Berlin () – In der Debatte über die Höhe des Bürgergeld-Regelsatzes bekommt Bundesinnenminister Alexander Dobrindt (CSU) Unterstützung aus der Union.

Der sozialpolitische Sprecher der CDU/CSU-Bundestagsfraktion, Marc Biadacz (CDU), sagte der „Bild“: „Diese Diskussion über den Regelsatz für Grundsicherungsempfänger müssen wir sachlich innerhalb der Koalition führen. Der Koalitionsvertrag sieht ja bereits vor, den Anpassungsmechanismus der Regelsätze zu ändern. Das werden wir im Grundsicherung-II-Gesetz nun neu regeln.“ Dobrindt hatte zuvor eine Senkung des Regelsatzes ins Gespräch gebracht.

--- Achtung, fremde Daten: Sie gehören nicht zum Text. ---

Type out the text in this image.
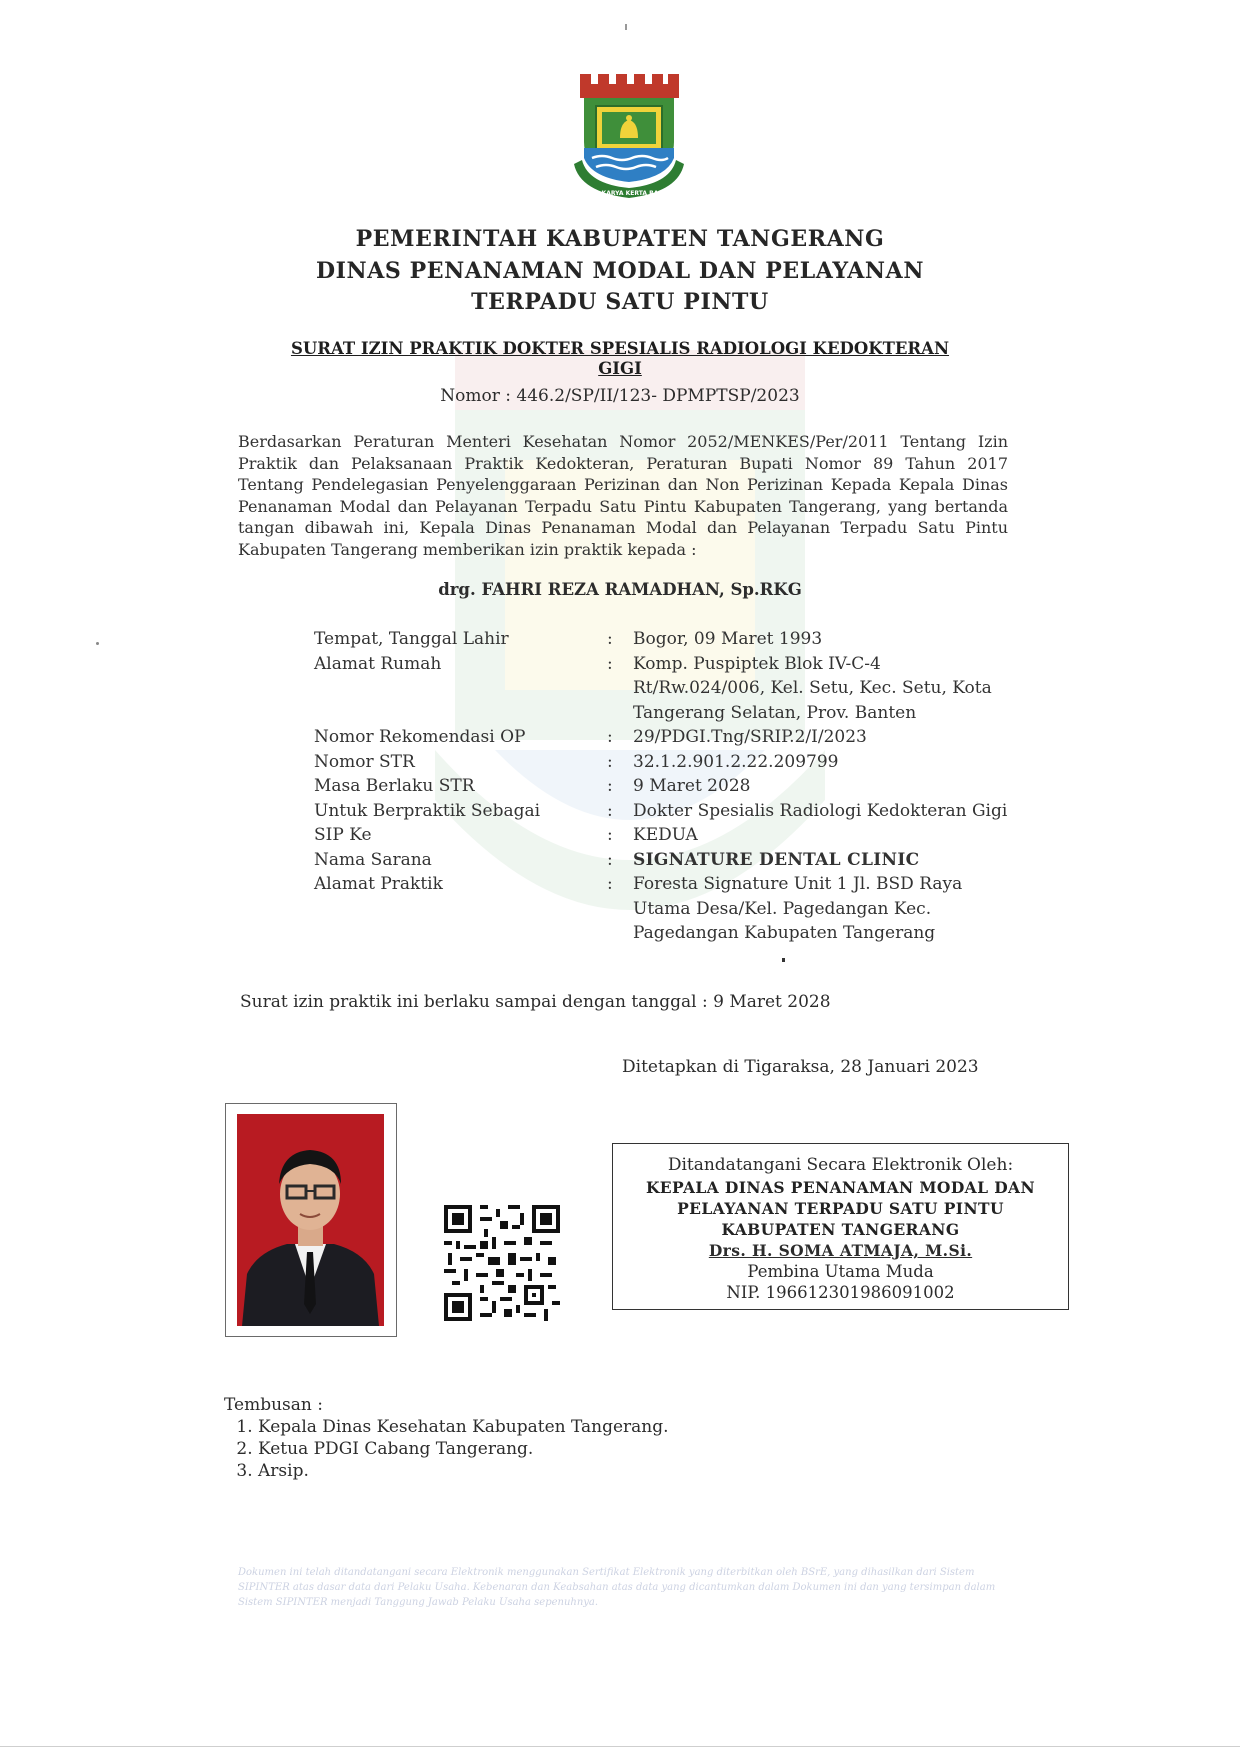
SATYA KARYA KERTA RAHARJA
PEMERINTAH KABUPATEN TANGERANG
DINAS PENANAMAN MODAL DAN PELAYANAN
TERPADU SATU PINTU
SURAT IZIN PRAKTIK DOKTER SPESIALIS RADIOLOGI KEDOKTERAN
GIGI
Nomor : 446.2/SP/II/123- DPMPTSP/2023
Berdasarkan Peraturan Menteri Kesehatan Nomor 2052/MENKES/Per/2011 Tentang Izin Praktik dan Pelaksanaan Praktik Kedokteran, Peraturan Bupati Nomor 89 Tahun 2017 Tentang Pendelegasian Penyelenggaraan Perizinan dan Non Perizinan Kepada Kepala Dinas Penanaman Modal dan Pelayanan Terpadu Satu Pintu Kabupaten Tangerang, yang bertanda tangan dibawah ini, Kepala Dinas Penanaman Modal dan Pelayanan Terpadu Satu Pintu Kabupaten Tangerang memberikan izin praktik kepada :
drg. FAHRI REZA RAMADHAN, Sp.RKG
Tempat, Tanggal Lahir	:	Bogor, 09 Maret 1993
Alamat Rumah	:	Komp. Puspiptek Blok IV-C-4
Rt/Rw.024/006, Kel. Setu, Kec. Setu, Kota
Tangerang Selatan, Prov. Banten
Nomor Rekomendasi OP	:	29/PDGI.Tng/SRIP.2/I/2023
Nomor STR	:	32.1.2.901.2.22.209799
Masa Berlaku STR	:	9 Maret 2028
Untuk Berpraktik Sebagai	:	Dokter Spesialis Radiologi Kedokteran Gigi
SIP Ke	:	KEDUA
Nama Sarana	:	SIGNATURE DENTAL CLINIC
Alamat Praktik	:	Foresta Signature Unit 1 Jl. BSD Raya
Utama Desa/Kel. Pagedangan Kec.
Pagedangan Kabupaten Tangerang
Surat izin praktik ini berlaku sampai dengan tanggal : 9 Maret 2028
Ditetapkan di Tigaraksa, 28 Januari 2023
Ditandatangani Secara Elektronik Oleh:
KEPALA DINAS PENANAMAN MODAL DAN
PELAYANAN TERPADU SATU PINTU
KABUPATEN TANGERANG
Drs. H. SOMA ATMAJA, M.Si.
Pembina Utama Muda
NIP. 196612301986091002
Tembusan :
1. Kepala Dinas Kesehatan Kabupaten Tangerang.
2. Ketua PDGI Cabang Tangerang.
3. Arsip.
Dokumen ini telah ditandatangani secara Elektronik menggunakan Sertifikat Elektronik yang diterbitkan oleh BSrE, yang dihasilkan dari Sistem SIPINTER atas dasar data dari Pelaku Usaha. Kebenaran dan Keabsahan atas data yang dicantumkan dalam Dokumen ini dan yang tersimpan dalam Sistem SIPINTER menjadi Tanggung Jawab Pelaku Usaha sepenuhnya.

Auch der CSU-Bundestagsabgeordnete und Sozialpolitiker Peter Aumer ist offen für eine Absenkung. Er sagte der „Bild“, Dobrindt habe recht: Die Höhe und die Berechnung des Bürgergeld-Regelsatzes gehörten auf den Prüfstand. Die „deutlichen Erhöhungen“ des Bürgergeldes durch die damalige Ampel-Koalition seien eine Reaktion auf die außergewöhnlich hohe Inflation gewesen. Inzwischen zeige sich, dass die tatsächliche Entwicklung eine andere sei. Nach dem gesetzlichen Berechnungsmechanismus hätten die Regelsätze rechnerisch sogar sinken können. Das geltende Recht verhindere jedoch eine Absenkung. Deshalb bleibe es bei einer Nullrunde. CSU-Landesgruppenchef Alexander Hoffmann sagte der „Bild“: „In der größten Reformphase seit 20 Jahren muss alles auf den Tisch. Wir müssen die Wirksamkeit unserer Sozialsysteme erhöhen, die Arbeitsaufnahme stärker anreizen und den Haushalt bei den Sozialausgaben entlasten, dabei darf auch das Bürgergeld nicht von vornherein ausgeklammert werden.“

Die SPD verweist dagegen auf rechtliche Hürden. Annika Klose, Sprecherin der SPD-Fraktion für Arbeit und Soziales, sagte der „Bild“, die von Dobrindt angesprochene Höhe der Regelsätze werde im Rahmen des Regelbedarfsermittlungsgesetzes alle fünf Jahre statistisch neu ermittelt und gesetzlich geregelt. Diese Gesetzgebung stehe in diesem Jahr planmäßig sowieso an. Eine Aufforderung zu einer erneuten Prüfung der Regelsatzhöhe sei daher nicht notwendig.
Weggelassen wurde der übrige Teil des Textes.